The legal community have long pushed back against video enabled justice and indeed in the past week Oliver Carter provided a stark warning of the perils of such a system and Penelope Gibbs’ experience demonstrates that the defendant on the screen is no substitute for the defendant in the dock.

Whist the national police protocol (here) was agreed upon within ten days of lockdown, it took another two weeks for the practice of video enabled justice to trickle down via teams, WhatsApp or even telephone in the police station. The police initially resistant are in many cases willing to ‘go with it’ yet bizarrely appearing to sit at close quarters with detainees as if an immunity wand is waved over anyone entering a police station. Again from a lawyer’s point of view it is not an ideal way to function, advise face-to-face to a suspect whom you have never met before is far from ideal. As Penelope Gibbs writes, the police are still arresting and interviewing for non serious offences which in the world of never-ending investigations, could wait until the risk of a second spike is abated.
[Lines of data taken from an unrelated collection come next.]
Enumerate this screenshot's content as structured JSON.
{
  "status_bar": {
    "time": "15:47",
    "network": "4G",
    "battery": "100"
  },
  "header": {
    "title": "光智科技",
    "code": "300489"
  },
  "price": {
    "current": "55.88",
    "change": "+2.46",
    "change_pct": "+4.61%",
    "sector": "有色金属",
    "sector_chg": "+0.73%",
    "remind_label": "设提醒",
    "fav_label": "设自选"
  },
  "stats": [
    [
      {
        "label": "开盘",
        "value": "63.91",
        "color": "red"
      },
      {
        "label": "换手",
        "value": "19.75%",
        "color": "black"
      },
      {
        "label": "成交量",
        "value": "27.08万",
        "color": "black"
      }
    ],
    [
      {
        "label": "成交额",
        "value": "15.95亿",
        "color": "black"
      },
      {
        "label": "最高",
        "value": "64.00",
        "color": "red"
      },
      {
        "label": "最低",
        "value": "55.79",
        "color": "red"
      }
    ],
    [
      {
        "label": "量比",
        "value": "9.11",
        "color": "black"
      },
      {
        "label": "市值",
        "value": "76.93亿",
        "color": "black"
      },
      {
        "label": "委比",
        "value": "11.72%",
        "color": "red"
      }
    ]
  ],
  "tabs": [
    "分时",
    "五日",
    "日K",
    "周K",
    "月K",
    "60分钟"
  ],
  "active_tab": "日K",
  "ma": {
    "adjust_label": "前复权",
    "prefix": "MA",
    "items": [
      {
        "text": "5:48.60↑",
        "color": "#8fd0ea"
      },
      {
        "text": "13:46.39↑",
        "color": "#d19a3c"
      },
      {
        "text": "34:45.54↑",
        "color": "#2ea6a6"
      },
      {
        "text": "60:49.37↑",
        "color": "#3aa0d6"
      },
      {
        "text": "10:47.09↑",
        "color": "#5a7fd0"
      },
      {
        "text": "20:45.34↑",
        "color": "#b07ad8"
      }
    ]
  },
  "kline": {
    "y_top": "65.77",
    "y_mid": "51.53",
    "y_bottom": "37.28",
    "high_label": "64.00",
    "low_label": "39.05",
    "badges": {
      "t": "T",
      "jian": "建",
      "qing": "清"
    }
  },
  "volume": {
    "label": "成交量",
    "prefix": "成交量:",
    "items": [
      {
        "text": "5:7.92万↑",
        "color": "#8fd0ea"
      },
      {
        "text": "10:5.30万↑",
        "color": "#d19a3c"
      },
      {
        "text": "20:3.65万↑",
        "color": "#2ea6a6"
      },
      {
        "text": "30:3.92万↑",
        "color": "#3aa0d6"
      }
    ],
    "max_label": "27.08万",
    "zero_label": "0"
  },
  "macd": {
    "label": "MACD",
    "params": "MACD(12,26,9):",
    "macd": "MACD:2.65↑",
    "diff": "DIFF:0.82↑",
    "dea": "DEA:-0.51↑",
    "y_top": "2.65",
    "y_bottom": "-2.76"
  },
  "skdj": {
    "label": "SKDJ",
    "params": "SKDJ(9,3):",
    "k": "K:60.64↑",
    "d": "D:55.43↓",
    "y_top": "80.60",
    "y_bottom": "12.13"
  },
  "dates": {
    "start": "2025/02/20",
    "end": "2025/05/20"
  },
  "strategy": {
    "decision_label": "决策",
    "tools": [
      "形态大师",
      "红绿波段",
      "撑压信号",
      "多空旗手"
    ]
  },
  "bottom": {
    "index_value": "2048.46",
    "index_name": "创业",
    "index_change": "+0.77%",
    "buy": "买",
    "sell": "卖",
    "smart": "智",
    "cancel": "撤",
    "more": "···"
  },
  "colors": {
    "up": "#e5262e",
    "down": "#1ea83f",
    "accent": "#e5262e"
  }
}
I have a confession to make, and that is that in the current climate of appallingly low fees for travelling to and attending at police stations and magistrates court, conducting this work without having to wait on hard metal benches for hours at court or to be told that an interview is happening at 1AM only to find it is put back to 3AM, is a much less bitter pill to swallow when doing so from home. Two weekends ago I was in interview until 3AM, it was 4AM by the time the police decided to continue interviews in the morning and by 10AM I was back in the virtual interview room. I could never have worked this way with attendances in person. It has long been a gripe of mine that whilst police work shifts, we are expected to keep going, often working shifts of 18 hours or more. The lack of travel makes it more simple and cost effective to manage .

There is a real risk that as the inertia of remote working sets in, our reluctance to carry out hours unpaid travel coupled with HMCTS trumpeting the fast-track investment in remote justice will result in the emergency measures becoming permanent subject to tweaks. We are already aware of pilots being conducted whereby the larger firms are block booking court lists to ensure efficiencies. A pilot is a prototype for the future, a future which will hurtle towards the larger court centres being built in retail parks with adjacent custody centres and criminal defence lawyers operating from banks of computers in large socially distant call centre style offices, creating efficiencies, driving down fees and making access to justice even more remote. Sitting days will come to mean just that, and whilst all this talk of ‘nightingale’ courts are a complete misnomer, the Government’s plans to deal with the backlog using radical ideas will need to ensure that justice, participation and accountability is not the price to pay.